Financial and emotional burdens are willingly endured by most families to raise their children or to care for mentally aware but weak and elderly family members. It is sometimes argued that we need not endure comparable burdens to feed and care for persons with severe mental and physical disabilities, because their low quality of life makes it unnecessary or pointless to preserve their lives.
But this argument -- even when it seems motivated by a humanitarian concern to reduce suffering and hardship -- ignores the equal dignity and sanctity of all human life. Its key assumption -- that people with disabilities necessarily enjoy life less than others or lack the potential to lead meaningful lives -- is also mistaken. Where suffering does exist, society's response should not be to neglect or eliminate the lives of people with disabilities, but to help correct their inadequate living conditions. Very often the worst threat to a good quality of life for these people is not the disability itself, but the prejudicial attitudes of others--attitudes based on the idea that a life with serious disabilities is not worth living.
This being said, our moral tradition allows for three ways in which the quality of life of a seriously ill patient is relevant to treatment decisions:

Consistent with respect for the inherent sanctity of life, we should relieve needless suffering and support morally acceptable ways of improving each patient's quality of life.
One may legitimately refuse a treatment because it would itself create an impairment imposing new serious burdens or risks on the patient. This decision to avoid the new burdens or risks created by a treatment is not the same as directly intending to end life in order to avoid the burden of living in a disabled state.
Sometimes a disabling condition may directly influence the benefits and burdens of a specific treatment for a particular patient.
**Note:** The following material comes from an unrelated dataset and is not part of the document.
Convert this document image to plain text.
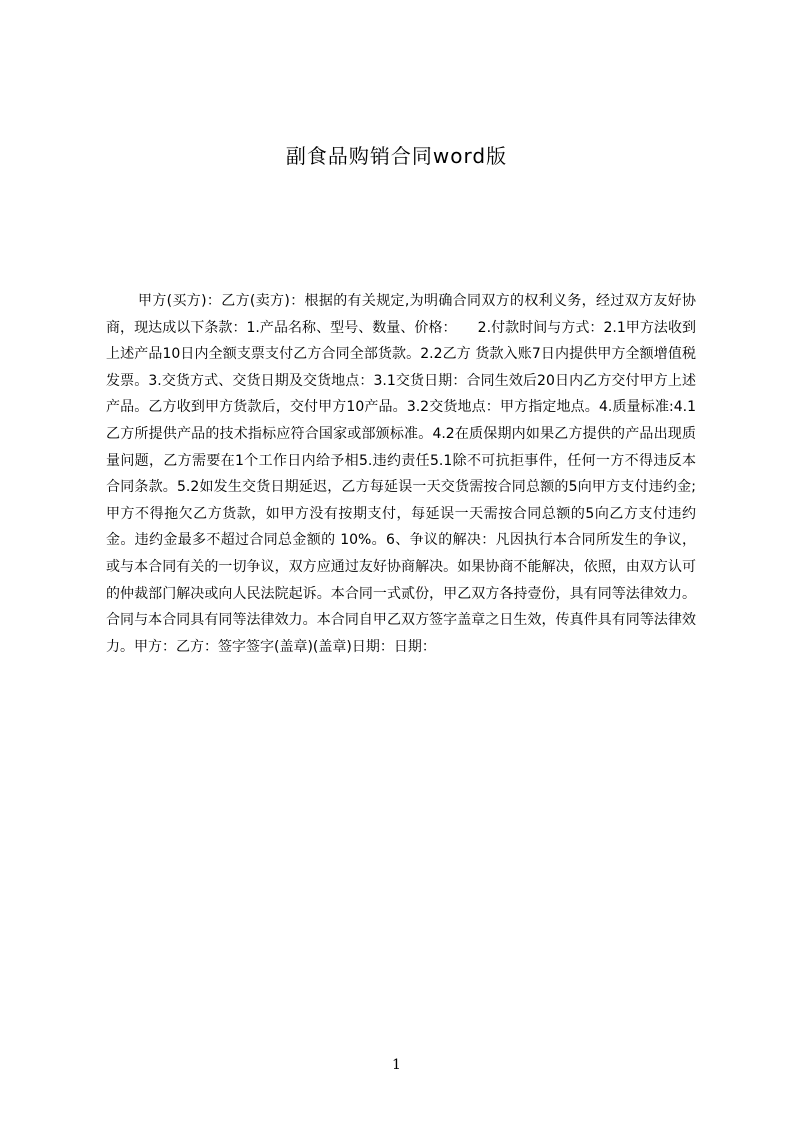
副食品购销合同word版

甲方(买方)：乙方(卖方)：根据的有关规定,为明确合同双方的权利义务，经过双方友好协商，现达成以下条款：1.产品名称、型号、数量、价格：　　2.付款时间与方式：2.1甲方法收到上述产品10日内全额支票支付乙方合同全部货款。2.2乙方 货款入账7日内提供甲方全额增值税发票。3.交货方式、交货日期及交货地点：3.1交货日期：合同生效后20日内乙方交付甲方上述产品。乙方收到甲方货款后，交付甲方10产品。3.2交货地点：甲方指定地点。4.质量标准:4.1乙方所提供产品的技术指标应符合国家或部颁标准。4.2在质保期内如果乙方提供的产品出现质量问题，乙方需要在1个工作日内给予相5.违约责任5.1除不可抗拒事件，任何一方不得违反本合同条款。5.2如发生交货日期延迟，乙方每延误一天交货需按合同总额的5向甲方支付违约金;甲方不得拖欠乙方货款，如甲方没有按期支付，每延误一天需按合同总额的5向乙方支付违约金。违约金最多不超过合同总金额的 10%。6、争议的解决：凡因执行本合同所发生的争议，或与本合同有关的一切争议，双方应通过友好协商解决。如果协商不能解决，依照，由双方认可的仲裁部门解决或向人民法院起诉。本合同一式贰份，甲乙双方各持壹份，具有同等法律效力。合同与本合同具有同等法律效力。本合同自甲乙双方签字盖章之日生效，传真件具有同等法律效力。甲方：乙方：签字签字(盖章)(盖章)日期：日期：

1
For example, a confused or demented patient may find medically assisted nutrition and hydration more frightening and burdensome than other patients do because he or she cannot understand what it is. The patient may even repeatedly pull out feeding tubes, requiring burdensome physical restraints if this form of feeding is to be continued. In such cases, ways of alleviating such special burdens should be explored before concluding that they justify withholding all food and fluids needed to sustain life.

These humane considerations are quite different from a quality of life ethic that would judge individuals with disabilities or limited potential as not worthy of care or respect. It is one thing to withhold a procedure because it would impose new disabilities on a patient, and quite another thing to say that patients who already have such disabilities should not have their lives preserved. A means considered ordinary or proportionate for other patients should not be considered extraordinary or disproportionate for severely impaired patients solely because of a judgment that their lives are not worth living.
In short, while considerations regarding a person's quality of life have some validity in weighing the burdens and benefits of medical treatment, at the present time in our society judgments about the quality of life are sometimes used to promote euthanasia. The Church must emphasize the sanctity of life of each person as a fundamental principle in all moral decisionmaking.
[More deleted] See the complete document, Nutrition and Hydration: Moral and Pastoral Considerations (1992) for a fuller discussion of these and related issues.
As you can see above, authentic Catholic teaching is balanced (neither save life at any costs, nor euthanize those who become the slightest burden) and always preserves the dignity of a human person made in the image and likeness of the Eternal God.